[Oisf-users] Suricata load/latency spikes

Oliver Humpage oliver at watershed.co.uk
Mon Jun 29 10:34:27 UTC 2015


Hello,

I have a fairly simple IPS setup, using FreeBSD 10.1 and IPFW divert (runmode workers, since autofp barely allows a trickle through for some reason). It's virtualised under ESXi, but that shouldn't make much odds - I'm using X520s as the hardware, and vmxnet3 drivers in the guest, which I think handles all the offloading fine. I've upped the defaults for how much memory various parts of suricata get in the yaml file.

I've also pared down the rules to the basics needed to protect client machines, such that running netperf I can get around 250Mb throughput no problem. Normally, everything runs swimmingly.

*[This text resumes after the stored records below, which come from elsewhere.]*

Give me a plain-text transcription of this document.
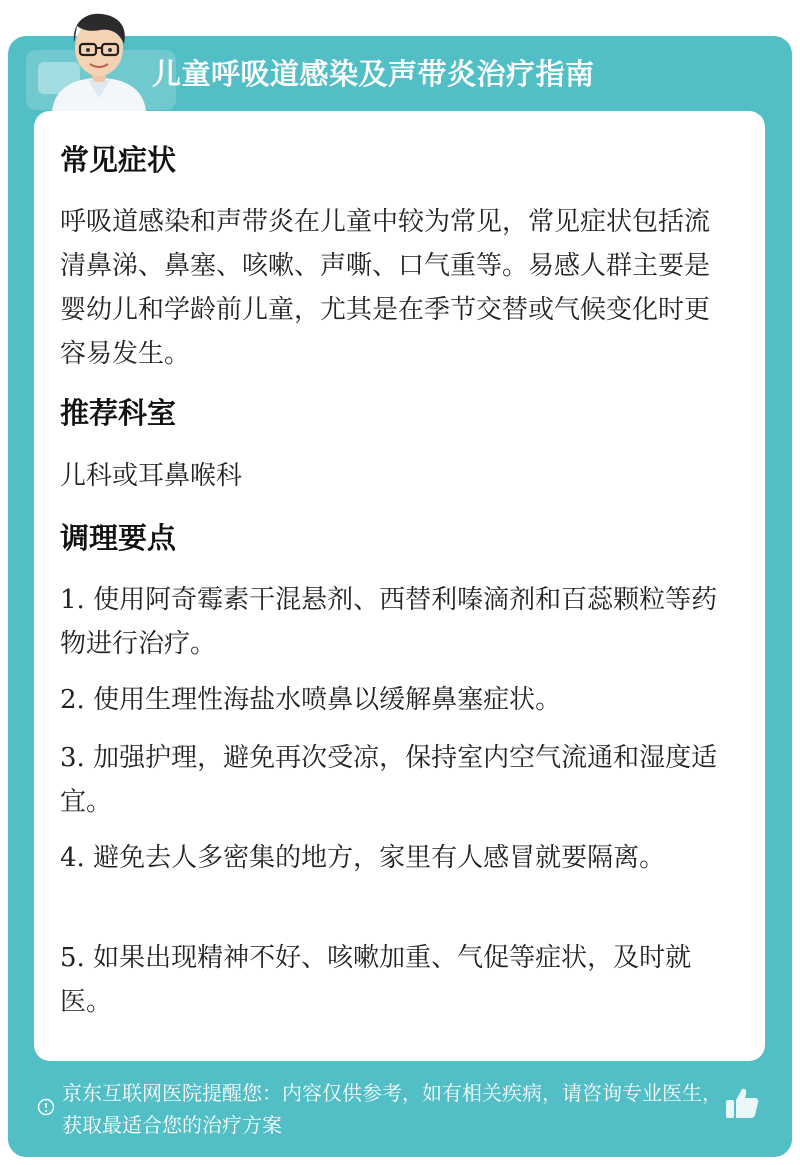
儿童呼吸道感染及声带炎治疗指南
常见症状
呼吸道感染和声带炎在儿童中较为常见，常见症状包括流清鼻涕、鼻塞、咳嗽、声嘶、口气重等。易感人群主要是婴幼儿和学龄前儿童，尤其是在季节交替或气候变化时更容易发生。
推荐科室
儿科或耳鼻喉科
调理要点
1. 使用阿奇霉素干混悬剂、西替利嗪滴剂和百蕊颗粒等药物进行治疗。
2. 使用生理性海盐水喷鼻以缓解鼻塞症状。
3. 加强护理，避免再次受凉，保持室内空气流通和湿度适宜。
4. 避免去人多密集的地方，家里有人感冒就要隔离。
5. 如果出现精神不好、咳嗽加重、气促等症状，及时就医。
京东互联网医院提醒您：内容仅供参考，如有相关疾病，请咨询专业医生，获取最适合您的治疗方案
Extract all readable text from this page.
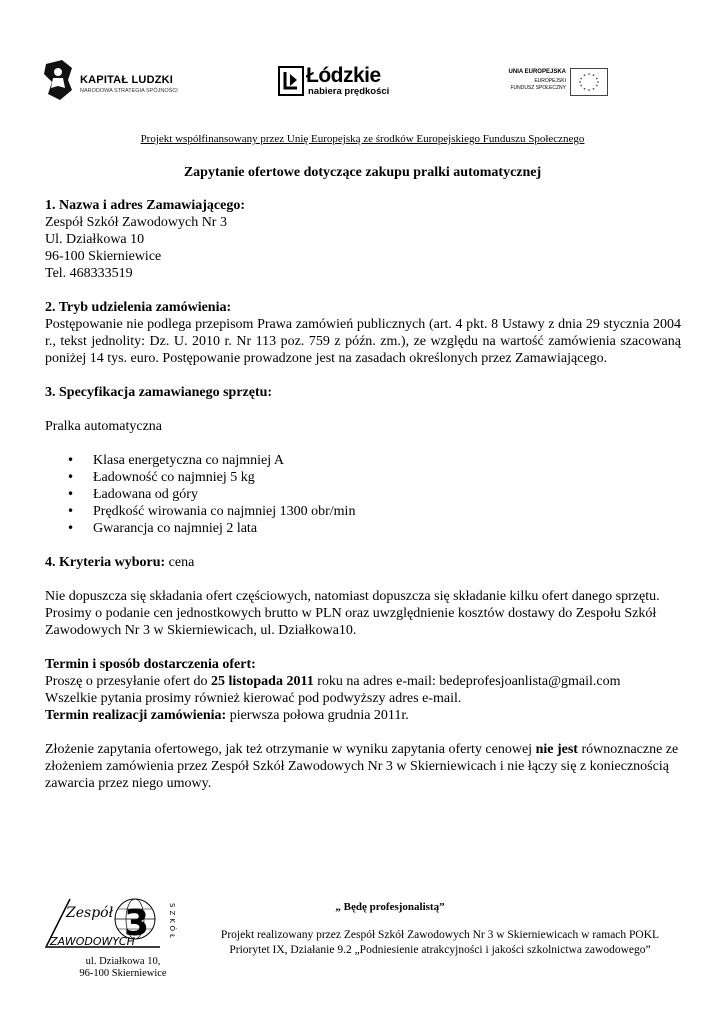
KAPITAŁ LUDZKI
NARODOWA STRATEGIA SPÓJNOŚCI
Łódzkie
nabiera prędkości
UNIA EUROPEJSKA
EUROPEJSKI
FUNDUSZ SPOŁECZNY
Projekt współfinansowany przez Unię Europejską ze środków Europejskiego Funduszu Społecznego
Zapytanie ofertowe dotyczące zakupu pralki automatycznej

1. Nazwa i adres Zamawiającego:

Zespół Szkół Zawodowych Nr 3

Ul. Działkowa 10

96-100 Skierniewice

Tel. 468333519

2. Tryb udzielenia zamówienia:

Postępowanie nie podlega przepisom Prawa zamówień publicznych (art. 4 pkt. 8 Ustawy z dnia 29 stycznia 2004 r., tekst jednolity: Dz. U. 2010 r. Nr 113 poz. 759 z późn. zm.), ze względu na wartość zamówienia szacowaną poniżej 14 tys. euro. Postępowanie prowadzone jest na zasadach określonych przez Zamawiającego.

3. Specyfikacja zamawianego sprzętu:

Pralka automatyczna

• Klasa energetyczna co najmniej A
• Ładowność co najmniej 5 kg
• Ładowana od góry
• Prędkość wirowania co najmniej 1300 obr/min
• Gwarancja co najmniej 2 lata

4. Kryteria wyboru: cena

Nie dopuszcza się składania ofert częściowych, natomiast dopuszcza się składanie kilku ofert danego sprzętu.

Prosimy o podanie cen jednostkowych brutto w PLN oraz uwzględnienie kosztów dostawy do Zespołu Szkół Zawodowych Nr 3 w Skierniewicach, ul. Działkowa10.

Termin i sposób dostarczenia ofert:

Proszę o przesyłanie ofert do 25 listopada 2011 roku na adres e-mail: bedeprofesjoanlista@gmail.com

Wszelkie pytania prosimy również kierować pod podwyższy adres e-mail.

Termin realizacji zamówienia: pierwsza połowa grudnia 2011r.

Złożenie zapytania ofertowego, jak też otrzymanie w wyniku zapytania oferty cenowej nie jest równoznaczne ze złożeniem zamówienia przez Zespół Szkół Zawodowych Nr 3 w Skierniewicach i nie łączy się z koniecznością zawarcia przez niego umowy.

Zespół 3
ZAWODOWYCH
SZKÓŁ
ul. Działkowa 10,
96-100 Skierniewice
„ Będę profesjonalistą”
Projekt realizowany przez Zespół Szkół Zawodowych Nr 3 w Skierniewicach w ramach POKL
Priorytet IX, Działanie 9.2 „Podniesienie atrakcyjności i jakości szkolnictwa zawodowego”
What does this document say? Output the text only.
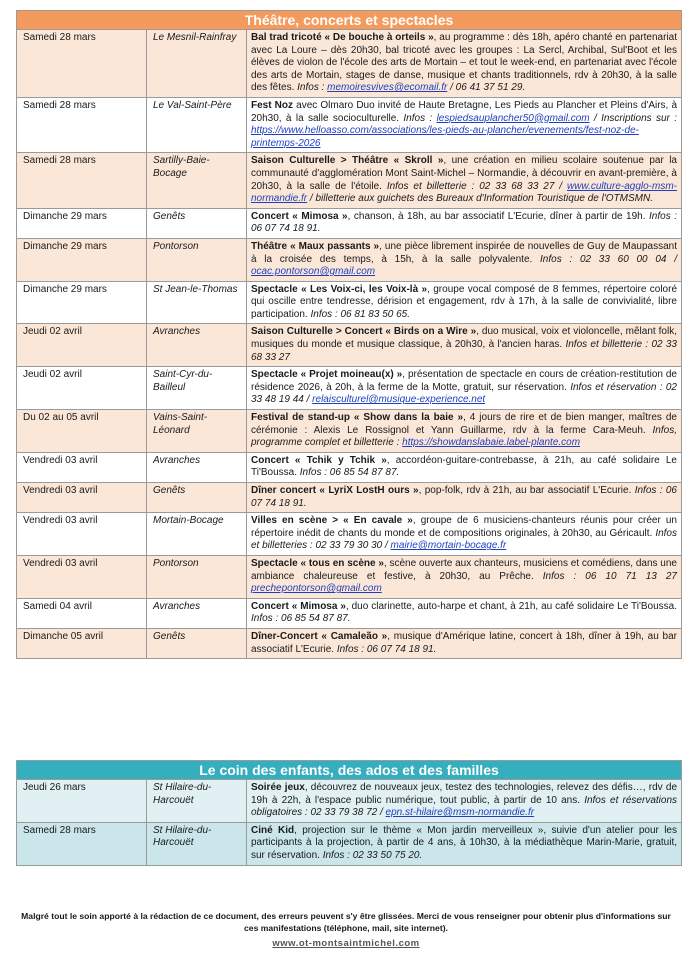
Théâtre, concerts et spectacles
Samedi 28 mars	Le Mesnil-Rainfray	Bal trad tricoté « De bouche à orteils », au programme : dès 18h, apéro chanté en partenariat avec La Loure – dès 20h30, bal tricoté avec les groupes : La Sercl, Archibal, Sul'Boot et les élèves de violon de l'école des arts de Mortain – et tout le week-end, en partenariat avec l'école des arts de Mortain, stages de danse, musique et chants traditionnels, rdv à 20h30, à la salle des fêtes. Infos : memoiresvives@ecomail.fr / 06 41 37 51 29.
Samedi 28 mars	Le Val-Saint-Père	Fest Noz avec Olmaro Duo invité de Haute Bretagne, Les Pieds au Plancher et Pleins d'Airs, à 20h30, à la salle socioculturelle. Infos : lespiedsauplancher50@gmail.com / Inscriptions sur : https://www.helloasso.com/associations/les-pieds-au-plancher/evenements/fest-noz-de-printemps-2026
Samedi 28 mars	Sartilly-Baie-Bocage	Saison Culturelle > Théâtre « Skroll », une création en milieu scolaire soutenue par la communauté d'agglomération Mont Saint-Michel – Normandie, à découvrir en avant-première, à 20h30, à la salle de l'étoile. Infos et billetterie : 02 33 68 33 27 / www.culture-agglo-msm-normandie.fr / billetterie aux guichets des Bureaux d'Information Touristique de l'OTMSMN.
Dimanche 29 mars	Genêts	Concert « Mimosa », chanson, à 18h, au bar associatif L'Ecurie, dîner à partir de 19h. Infos : 06 07 74 18 91.
Dimanche 29 mars	Pontorson	Théâtre « Maux passants », une pièce librement inspirée de nouvelles de Guy de Maupassant à la croisée des temps, à 15h, à la salle polyvalente. Infos : 02 33 60 00 04 / ocac.pontorson@gmail.com
Dimanche 29 mars	St Jean-le-Thomas	Spectacle « Les Voix-ci, les Voix-là », groupe vocal composé de 8 femmes, répertoire coloré qui oscille entre tendresse, dérision et engagement, rdv à 17h, à la salle de convivialité, libre participation. Infos : 06 81 83 50 65.
Jeudi 02 avril	Avranches	Saison Culturelle > Concert « Birds on a Wire », duo musical, voix et violoncelle, mêlant folk, musiques du monde et musique classique, à 20h30, à l'ancien haras. Infos et billetterie : 02 33 68 33 27
Jeudi 02 avril	Saint-Cyr-du-Bailleul	Spectacle « Projet moineau(x) », présentation de spectacle en cours de création-restitution de résidence 2026, à 20h, à la ferme de la Motte, gratuit, sur réservation. Infos et réservation : 02 33 48 19 44 / relaisculturel@musique-experience.net
Du 02 au 05 avril	Vains-Saint-Léonard	Festival de stand-up « Show dans la baie », 4 jours de rire et de bien manger, maîtres de cérémonie : Alexis Le Rossignol et Yann Guillarme, rdv à la ferme Cara-Meuh. Infos, programme complet et billetterie : https://showdanslabaie.label-plante.com
Vendredi 03 avril	Avranches	Concert « Tchik y Tchik », accordéon-guitare-contrebasse, à 21h, au café solidaire Le Ti'Boussa. Infos : 06 85 54 87 87.
Vendredi 03 avril	Genêts	Dîner concert « LyriX LostH ours », pop-folk, rdv à 21h, au bar associatif L'Ecurie. Infos : 06 07 74 18 91.
Vendredi 03 avril	Mortain-Bocage	Villes en scène > « En cavale », groupe de 6 musiciens-chanteurs réunis pour créer un répertoire inédit de chants du monde et de compositions originales, à 20h30, au Géricault. Infos et billetteries : 02 33 79 30 30 / mairie@mortain-bocage.fr
Vendredi 03 avril	Pontorson	Spectacle « tous en scène », scène ouverte aux chanteurs, musiciens et comédiens, dans une ambiance chaleureuse et festive, à 20h30, au Prêche. Infos : 06 10 71 13 27 prechepontorson@gmail.com
Samedi 04 avril	Avranches	Concert « Mimosa », duo clarinette, auto-harpe et chant, à 21h, au café solidaire Le Ti'Boussa. Infos : 06 85 54 87 87.
Dimanche 05 avril	Genêts	Dîner-Concert « Camaleão », musique d'Amérique latine, concert à 18h, dîner à 19h, au bar associatif L'Ecurie. Infos : 06 07 74 18 91.
Le coin des enfants, des ados et des familles
Jeudi 26 mars	St Hilaire-du-Harcouët	Soirée jeux, découvrez de nouveaux jeux, testez des technologies, relevez des défis…, rdv de 19h à 22h, à l'espace public numérique, tout public, à partir de 10 ans. Infos et réservations obligatoires : 02 33 79 38 72 / epn.st-hilaire@msm-normandie.fr
Samedi 28 mars	St Hilaire-du-Harcouët	Ciné Kid, projection sur le thème « Mon jardin merveilleux », suivie d'un atelier pour les participants à la projection, à partir de 4 ans, à 10h30, à la médiathèque Marin-Marie, gratuit, sur réservation. Infos : 02 33 50 75 20.
Malgré tout le soin apporté à la rédaction de ce document, des erreurs peuvent s'y être glissées. Merci de vous renseigner pour obtenir plus d'informations sur ces manifestations (téléphone, mail, site internet).
www.ot-montsaintmichel.com
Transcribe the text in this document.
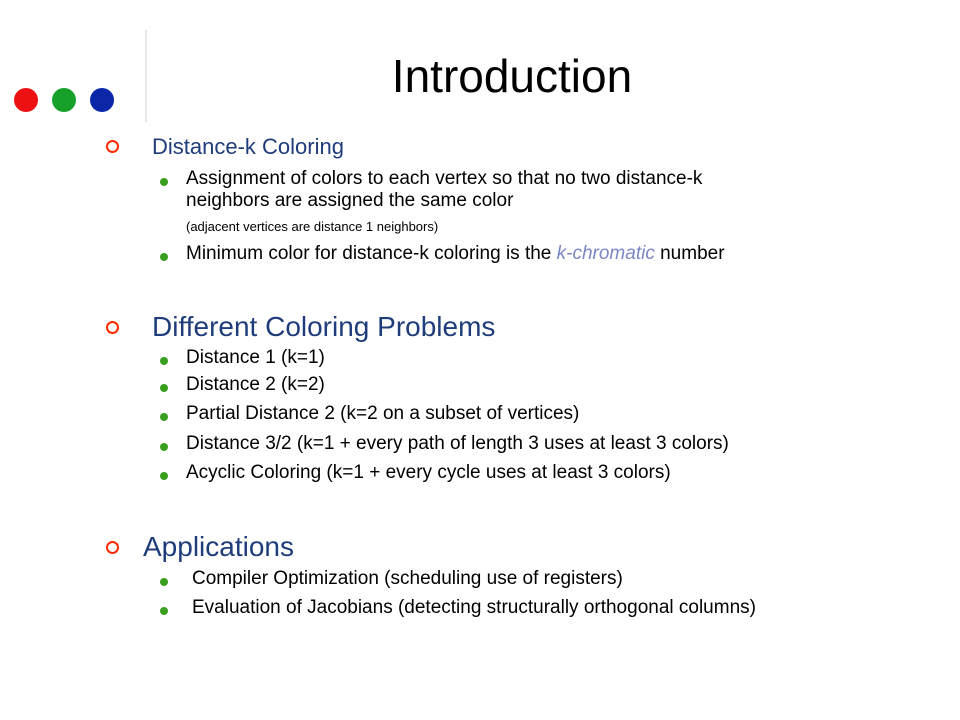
Introduction

Distance-k Coloring

Assignment of colors to each vertex so that no two distance-k

neighbors are assigned the same color

(adjacent vertices are distance 1 neighbors)

Minimum color for distance-k coloring is the k-chromatic number

Different Coloring Problems

Distance 1 (k=1)

Distance 2 (k=2)

Partial Distance 2 (k=2 on a subset of vertices)

Distance 3/2 (k=1 + every path of length 3 uses at least 3 colors)

Acyclic Coloring (k=1 + every cycle uses at least 3 colors)

Applications

Compiler Optimization (scheduling use of registers)

Evaluation of Jacobians (detecting structurally orthogonal columns)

But... a few times a day, the client network slows to an unbearable crawl. This is accompanied by a spike in the load average of the box (from around 0.2 normally, to 0.8 or above), caused by the suricata process. This lasts between 1-5 mins, then goes back to normal.

It seems the slowdown is caused by latency: pings to 8.8.8.8 go from 8ms to around 200-300ms. Pings from a non-IPSed interface are fine, so it's definitely suricata, not the rest of the network.

Nothing untoward is in any of the IPS logs. vmstat shows there's plenty of spare RAM about. The ESXi box's performance graphs show there's always spare CPU/RAM so there's no limit there.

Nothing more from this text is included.